Kebijakan selanjutnya adalah pengembangan smart grid. Sesuai Rencana Umum Ketenagalistrikan Nasional (RUKN) 2019-2038, pada 2020, smart grid telah mulai diimplementasikan di beberapa daerah di Jawa-Bali dan secara bertahap diterapkan pada sistem di luar Jawa-Bali.

“Penggunaan smart grid memungkinkan sistem pengaturan tenaga listrik secara efisien, menyediakan keandalan pasokan tenaga listrik yang tinggi, pemanfaatan sumber EBT, dan memungkinkan partisipasi pelanggan dalam penyediaan tenaga listrik,” ujar Arifin.

Dia menjelaskan, saat ini pemerintah sedang melakukan revisi grid code, yang masih dalam proses pembahasan, serta diharapkan akan segera selesai. Kemudian pengembangan distributed generation, micro-grid, dan distributed storage. Di mana PLN tengah melakukan studi pemasangan baterai di Bali dengan kapasitas 50 MW/200MWh.

“Jika studi ini layak, maka baterai menjadi alternatif untuk mitigasi kekurangan daya jangka pendek, dan dapat menjadi cadangan untuk generator EBT intermittent. Selain itu, Tabung Listrik (Talis) juga terus dikembangkan untuk melistriki daerah-daerah perdesaan yang terpencil,” ungkap Arifin.

Kebijakan lainnya adalah pengembangan Pembangkit Listrik Tenaga Surya (PLTS) Atap. Di mana konsumen PLN dapat memasang PLTS Atap dan menghasilkan listrik sendiri. Bahkan mengekspor ke PLN. Hingga semester I-2020, PLTS Atap yang telah dipasang mencapai 11,5 MWp oleh 2.346 pelanggan.

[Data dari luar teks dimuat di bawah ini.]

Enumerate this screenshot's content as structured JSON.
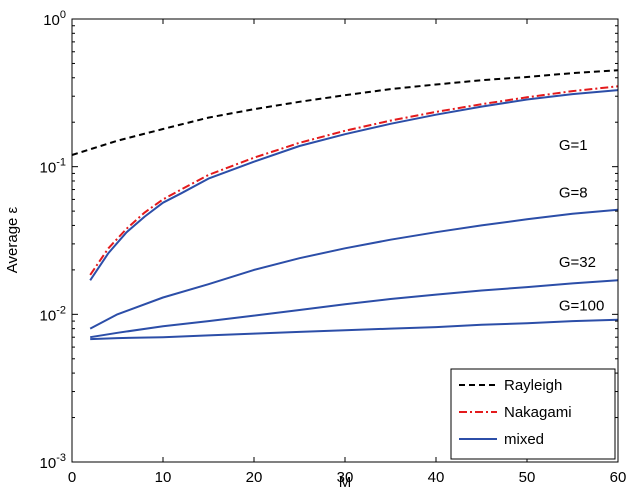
{
  "chart_data": {
    "type": "line",
    "xlabel": "M",
    "ylabel": "Average ε",
    "xlim": [
      0,
      60
    ],
    "ylim": [
      0.001,
      1
    ],
    "yscale": "log",
    "grid": false,
    "legend_position": "bottom-right",
    "x_ticks": [
      "0",
      "10",
      "20",
      "30",
      "40",
      "50",
      "60"
    ],
    "y_ticks": [
      {
        "base": "10",
        "exp": "-3"
      },
      {
        "base": "10",
        "exp": "-2"
      },
      {
        "base": "10",
        "exp": "-1"
      },
      {
        "base": "10",
        "exp": "0"
      }
    ],
    "legend": [
      {
        "name": "Rayleigh",
        "color": "#000000",
        "style": "dashed"
      },
      {
        "name": "Nakagami",
        "color": "#e41a1c",
        "style": "dashdot"
      },
      {
        "name": "mixed",
        "color": "#2c4ea8",
        "style": "solid"
      }
    ],
    "annotations": [
      {
        "text": "G=1",
        "x": 53.5,
        "y": 0.13
      },
      {
        "text": "G=8",
        "x": 53.5,
        "y": 0.062
      },
      {
        "text": "G=32",
        "x": 53.5,
        "y": 0.021
      },
      {
        "text": "G=100",
        "x": 53.5,
        "y": 0.0106
      }
    ],
    "series": [
      {
        "name": "Rayleigh",
        "color": "#000000",
        "style": "dashed",
        "x": [
          0,
          5,
          10,
          15,
          20,
          25,
          30,
          35,
          40,
          45,
          50,
          55,
          60
        ],
        "y": [
          0.12,
          0.15,
          0.18,
          0.215,
          0.245,
          0.275,
          0.305,
          0.335,
          0.36,
          0.385,
          0.405,
          0.43,
          0.45
        ]
      },
      {
        "name": "Nakagami",
        "color": "#e41a1c",
        "style": "dashdot",
        "group": "G=1",
        "x": [
          2,
          4,
          6,
          8,
          10,
          12,
          15,
          20,
          25,
          30,
          35,
          40,
          45,
          50,
          55,
          60
        ],
        "y": [
          0.0185,
          0.028,
          0.038,
          0.049,
          0.06,
          0.07,
          0.088,
          0.115,
          0.145,
          0.175,
          0.205,
          0.235,
          0.265,
          0.295,
          0.325,
          0.35
        ]
      },
      {
        "name": "mixed",
        "color": "#2c4ea8",
        "style": "solid",
        "group": "G=1",
        "x": [
          2,
          4,
          6,
          8,
          10,
          12,
          15,
          20,
          25,
          30,
          35,
          40,
          45,
          50,
          55,
          60
        ],
        "y": [
          0.017,
          0.026,
          0.036,
          0.046,
          0.057,
          0.066,
          0.083,
          0.108,
          0.138,
          0.166,
          0.195,
          0.225,
          0.255,
          0.285,
          0.31,
          0.33
        ]
      },
      {
        "name": "mixed",
        "color": "#2c4ea8",
        "style": "solid",
        "group": "G=8",
        "x": [
          2,
          5,
          10,
          15,
          20,
          25,
          30,
          35,
          40,
          45,
          50,
          55,
          60
        ],
        "y": [
          0.008,
          0.01,
          0.013,
          0.016,
          0.02,
          0.024,
          0.028,
          0.032,
          0.036,
          0.04,
          0.044,
          0.048,
          0.051
        ]
      },
      {
        "name": "mixed",
        "color": "#2c4ea8",
        "style": "solid",
        "group": "G=32",
        "x": [
          2,
          5,
          10,
          15,
          20,
          25,
          30,
          35,
          40,
          45,
          50,
          55,
          60
        ],
        "y": [
          0.007,
          0.0075,
          0.0083,
          0.009,
          0.0098,
          0.0107,
          0.0117,
          0.0127,
          0.0136,
          0.0145,
          0.0153,
          0.0162,
          0.017
        ]
      },
      {
        "name": "mixed",
        "color": "#2c4ea8",
        "style": "solid",
        "group": "G=100",
        "x": [
          2,
          5,
          10,
          15,
          20,
          25,
          30,
          35,
          40,
          45,
          50,
          55,
          60
        ],
        "y": [
          0.0068,
          0.0069,
          0.007,
          0.0072,
          0.0074,
          0.0076,
          0.0078,
          0.008,
          0.0082,
          0.0085,
          0.0087,
          0.009,
          0.0092
        ]
      }
    ]
  }
}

Pemerintah pun saat ini tengah menyusun Peraturan Presiden tentang EBT yang mengatur pembelian listrik EBT oleh PLN. Selain itu, pemerintah juga mengimbau penggunaan energi bersih di kawasan wisata. Diharapkan kawasan wisata tidak lagi menggunakan pembangkit listrik berbahan bakar batu bara atau BBM dan mengganti secara bertahap dengan pembangkit berbasis gas atau EBT.

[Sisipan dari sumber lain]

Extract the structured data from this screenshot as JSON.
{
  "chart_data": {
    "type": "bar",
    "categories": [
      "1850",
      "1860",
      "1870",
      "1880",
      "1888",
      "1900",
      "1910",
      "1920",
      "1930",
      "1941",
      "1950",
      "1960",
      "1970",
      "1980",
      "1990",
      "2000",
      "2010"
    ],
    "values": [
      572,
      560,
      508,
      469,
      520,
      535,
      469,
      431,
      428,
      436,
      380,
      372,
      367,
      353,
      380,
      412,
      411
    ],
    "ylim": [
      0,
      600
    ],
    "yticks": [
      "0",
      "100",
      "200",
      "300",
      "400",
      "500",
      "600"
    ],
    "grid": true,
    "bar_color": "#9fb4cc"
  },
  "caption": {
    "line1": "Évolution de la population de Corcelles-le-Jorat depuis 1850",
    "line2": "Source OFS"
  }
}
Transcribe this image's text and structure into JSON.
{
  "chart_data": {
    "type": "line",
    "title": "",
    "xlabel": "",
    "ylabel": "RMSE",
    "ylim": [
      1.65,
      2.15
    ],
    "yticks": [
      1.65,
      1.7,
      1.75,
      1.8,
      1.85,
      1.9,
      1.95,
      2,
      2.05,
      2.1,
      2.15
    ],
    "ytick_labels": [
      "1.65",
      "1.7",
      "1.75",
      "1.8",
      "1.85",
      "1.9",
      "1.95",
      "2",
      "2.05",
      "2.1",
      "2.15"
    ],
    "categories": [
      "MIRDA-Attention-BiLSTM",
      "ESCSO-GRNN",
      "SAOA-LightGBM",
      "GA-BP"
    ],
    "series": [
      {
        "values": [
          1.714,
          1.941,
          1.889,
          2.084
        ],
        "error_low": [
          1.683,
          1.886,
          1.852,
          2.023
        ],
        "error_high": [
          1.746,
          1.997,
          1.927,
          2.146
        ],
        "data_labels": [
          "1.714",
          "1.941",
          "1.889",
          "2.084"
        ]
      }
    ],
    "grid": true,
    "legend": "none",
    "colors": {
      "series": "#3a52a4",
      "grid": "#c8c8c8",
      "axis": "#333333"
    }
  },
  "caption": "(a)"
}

Arifin juga mengajak Masyarakat Ketenagalistrikan Indonesia (MKI) untuk menyusun peta jalan dan merumuskan kebijakan energi nasional.

“Dalam program transisi energi, pemerintah mengajak peran serta MKI bersama stakeholder untuk mencari solusi terbaik. Dalam menyusun peta jalan dan merumuskan kebijakan energi nasional,” tegas Arifin.

SEMAKIN DIMINATI

PLTS bakal menjadi primadona di masa depan. Menurut laporan, penggunaan energi terbarukan ini akan melonjak hingga 80 persen di berbagai negara. Badan Energi Internasional mengatakan, PLTS menghasilkan listrik lebih murah dibandingkan dengan batu bara.

Dilansir dari CNN, menurut Badan Energi Internasional (IEA), salah satu sumber listrik termurah dalam sejarah dan telah mengurangi biaya investasi adalah sel surya fotovoltaik. Sistem fotovoltaik dapat dipasang sebagai panel di rumah, bisnis, dan digunakan di taman surya.

IEA mengatakan, biaya listrik dari instalasi fotovoltaik surya skala besar telah turun dari sekitar 38 sen per kilowatt-jam pada 2010 menjadi rata-rata global 6,8 sen per kilowatt-jam tahun 2019.

“Saya melihat tenaga surya menjadi raja baru pasar listrik dunia,” kata direktur eksekutif IEA, Fatih Birol dalam sebuah pernyataan.